Saturday, May 1, 2010
Made to Stick - A Formula for SUCCESs
Most business prose can at best be deemed professional and at worst mind-numbingly dull. If you contrast this with proverbs, urban legends, and other popular messages that resonate seemingly on their own you have to wonder – what makes some ideas survive while others wither and die? It's this question that Chip and Dan Heath answer in Made to Stick. (What follows is not a review but rather just my notes on the book.)
The answer is SUCCESs: Simple Unexpected Concrete Credentialed Emotional Stories
Simple pertains to the forced prioritization (like the lead in a newspaper story) of your message to its core. Simple includes compactness, the elimination of secondary and tertiary points (“If you've said three things you've said nothing.”). Simple doesn't mean simplistic. You can make your message profound and complex by tapping the audience's memory through the use of layered schemas (things they already know). Furthermore, good metaphors are generative in that they inspire novel thinking.
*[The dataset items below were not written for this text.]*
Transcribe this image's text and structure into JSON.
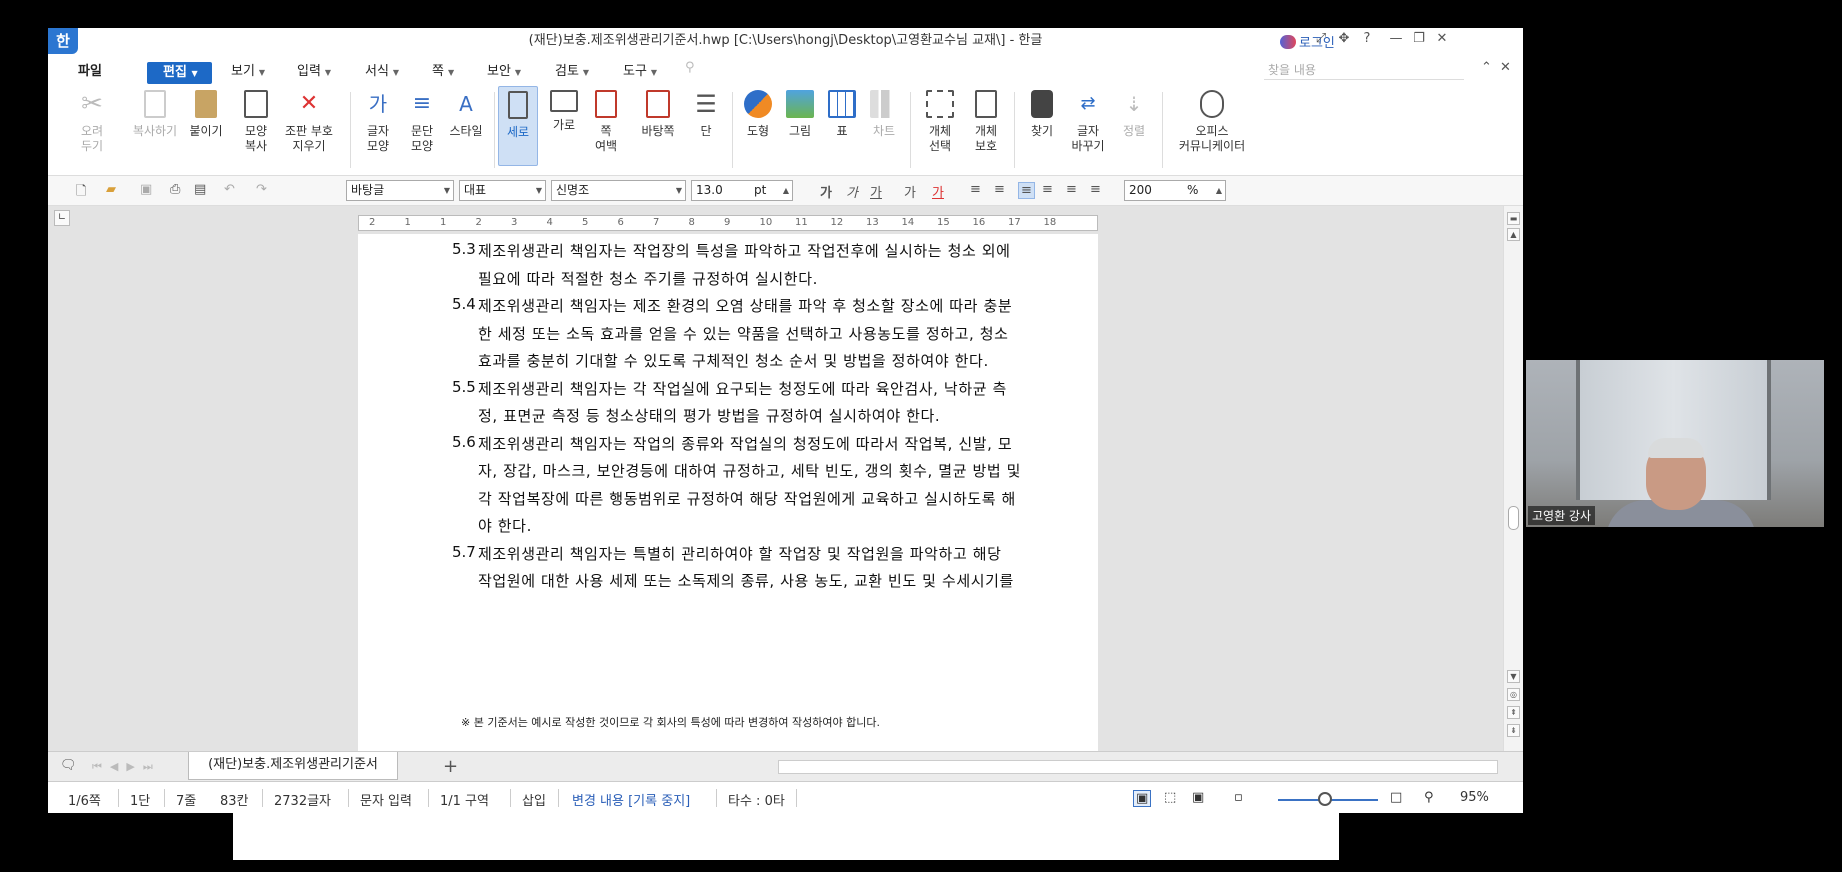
{
  "window": {
    "logo": "한",
    "title": "(재단)보충.제조위생관리기준서.hwp [C:\\Users\\hongj\\Desktop\\고영환교수님 교재\\] - 한글",
    "login": "로그인"
  },
  "menu": {
    "file": "파일",
    "active": "편집",
    "items": [
      "보기",
      "입력",
      "서식",
      "쪽",
      "보안",
      "검토",
      "도구"
    ],
    "find_placeholder": "찾을 내용"
  },
  "ribbon": {
    "cut": "오려\n두기",
    "copy": "복사하기",
    "paste": "붙이기",
    "format_copy": "모양\n복사",
    "clear_marks": "조판 부호\n지우기",
    "char_shape": "글자\n모양",
    "para_shape": "문단\n모양",
    "style": "스타일",
    "portrait": "세로",
    "landscape": "가로",
    "margins": "쪽\n여백",
    "background": "바탕쪽",
    "columns": "단",
    "shape": "도형",
    "picture": "그림",
    "table": "표",
    "chart": "차트",
    "select_obj": "개체\n선택",
    "protect_obj": "개체\n보호",
    "find": "찾기",
    "replace": "글자\n바꾸기",
    "sort": "정렬",
    "office": "오피스\n커뮤니케이터"
  },
  "format_bar": {
    "style": "바탕글",
    "lang": "대표",
    "font": "신명조",
    "size": "13.0",
    "unit": "pt",
    "zoom": "200",
    "zoom_unit": "%"
  },
  "ruler_numbers": [
    "2",
    "1",
    "1",
    "2",
    "3",
    "4",
    "5",
    "6",
    "7",
    "8",
    "9",
    "10",
    "11",
    "12",
    "13",
    "14",
    "15",
    "16",
    "17",
    "18"
  ],
  "document": {
    "paragraphs": [
      {
        "num": "5.3",
        "lines": [
          "제조위생관리 책임자는 작업장의 특성을 파악하고 작업전후에 실시하는 청소 외에",
          "필요에 따라 적절한 청소 주기를 규정하여 실시한다."
        ]
      },
      {
        "num": "5.4",
        "lines": [
          "제조위생관리 책임자는 제조 환경의 오염 상태를 파악 후 청소할 장소에 따라 충분",
          "한 세정 또는 소독 효과를 얻을 수 있는 약품을 선택하고 사용농도를 정하고, 청소",
          "효과를 충분히 기대할  수 있도록 구체적인 청소 순서 및 방법을 정하여야 한다."
        ]
      },
      {
        "num": "5.5",
        "lines": [
          "제조위생관리 책임자는 각 작업실에 요구되는 청정도에 따라 육안검사, 낙하균 측",
          "정, 표면균 측정 등 청소상태의 평가 방법을 규정하여 실시하여야 한다."
        ]
      },
      {
        "num": "5.6",
        "lines": [
          "제조위생관리 책임자는 작업의 종류와 작업실의 청정도에 따라서 작업복, 신발, 모",
          "자, 장갑, 마스크, 보안경등에 대하여 규정하고, 세탁 빈도, 갱의 횟수, 멸균 방법 및",
          "각 작업복장에 따른 행동범위로 규정하여 해당 작업원에게 교육하고 실시하도록 해",
          "야 한다."
        ]
      },
      {
        "num": "5.7",
        "lines": [
          "제조위생관리 책임자는 특별히 관리하여야 할 작업장 및 작업원을 파악하고 해당",
          "작업원에 대한 사용 세제 또는 소독제의 종류, 사용 농도, 교환 빈도 및 수세시기를"
        ]
      }
    ],
    "footnote": "※ 본 기준서는 예시로 작성한 것이므로 각 회사의 특성에 따라 변경하여 작성하여야 합니다."
  },
  "tabs": {
    "doc_tab": "(재단)보충.제조위생관리기준서",
    "add": "+"
  },
  "status": {
    "page": "1/6쪽",
    "col": "1단",
    "line": "7줄",
    "char_pos": "83칸",
    "char_count": "2732글자",
    "mode": "문자 입력",
    "section": "1/1 구역",
    "insert": "삽입",
    "track": "변경 내용 [기록 중지]",
    "strokes": "타수 : 0타",
    "zoom": "95%"
  },
  "webcam": {
    "name": "고영환 강사"
  }
}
Unexpected messages get our attention by surprising us (by breaking our guessing machine). The surprise must support your core message and must make sense when your audience thinks about it (not surprise for surprise's sake). These surprises hold the audience's enduring interest on the journey from mystery to understanding. Curiosity exists when there's a gap in our knowledge but that's a problem because people think they know more than they actually know.
A concrete message avoids the abstraction of language and eliminates cultural differences in interpretation. Using concreteness as a foundation for abstraction is a basic principle of understanding. This is where the Curse of Knowledge comes into play as experts tend to overuse abstractions because they've forgotten what it's like to not understand. Concrete does not mean “dumb down”. Instead it means to find a universal language which everyone understands; no doubt this will be concrete.
Ideas become credible through celebrity, authority, or even anti-authority endorsements. Application of vivid details further enhances credibility, but one must be careful to reduce the details to “human scale”. Credentials become stickier when the audience can test them for themselves.
Emotion makes people care. This is important because they won't act until they care. Emotion is important also because too heavy a reliance on data makes your audience more analytical and less likely to act (i.e. cold). You don't have to create this emotion from scratch. Instead you can piggyback on an idea they already care about; and one thing that people care about a lot is themselves. Therefore, engage WIIFY: what's in it for you. You should be aware of and appeal to the two models of decision making: analytical (what is the best choice?) and identity (what would a person like me do?).
A credible idea makes people believe, an emotional idea makes people care, and the right story makes people act. By putting knowledge into a framework, stories become like a flight simulator for the brain, making the audience act or at least think about how they'd act. By creating a story that illustrates overcoming a challenge, bridging a gap, or solving a problem the audience is engaged on your side instead of evaluating an analytical argument that almost makes them an opponent.
Summary: For an idea to stick with an audience it must be simple, it must be unexpected so they pay attention, it must be concrete so they understand and remember, it must be credible so they agree and believe, it must be emotional so they care, and it must delivered as a story so they are able to act. But beware the curse of knowledge which can render everything useless.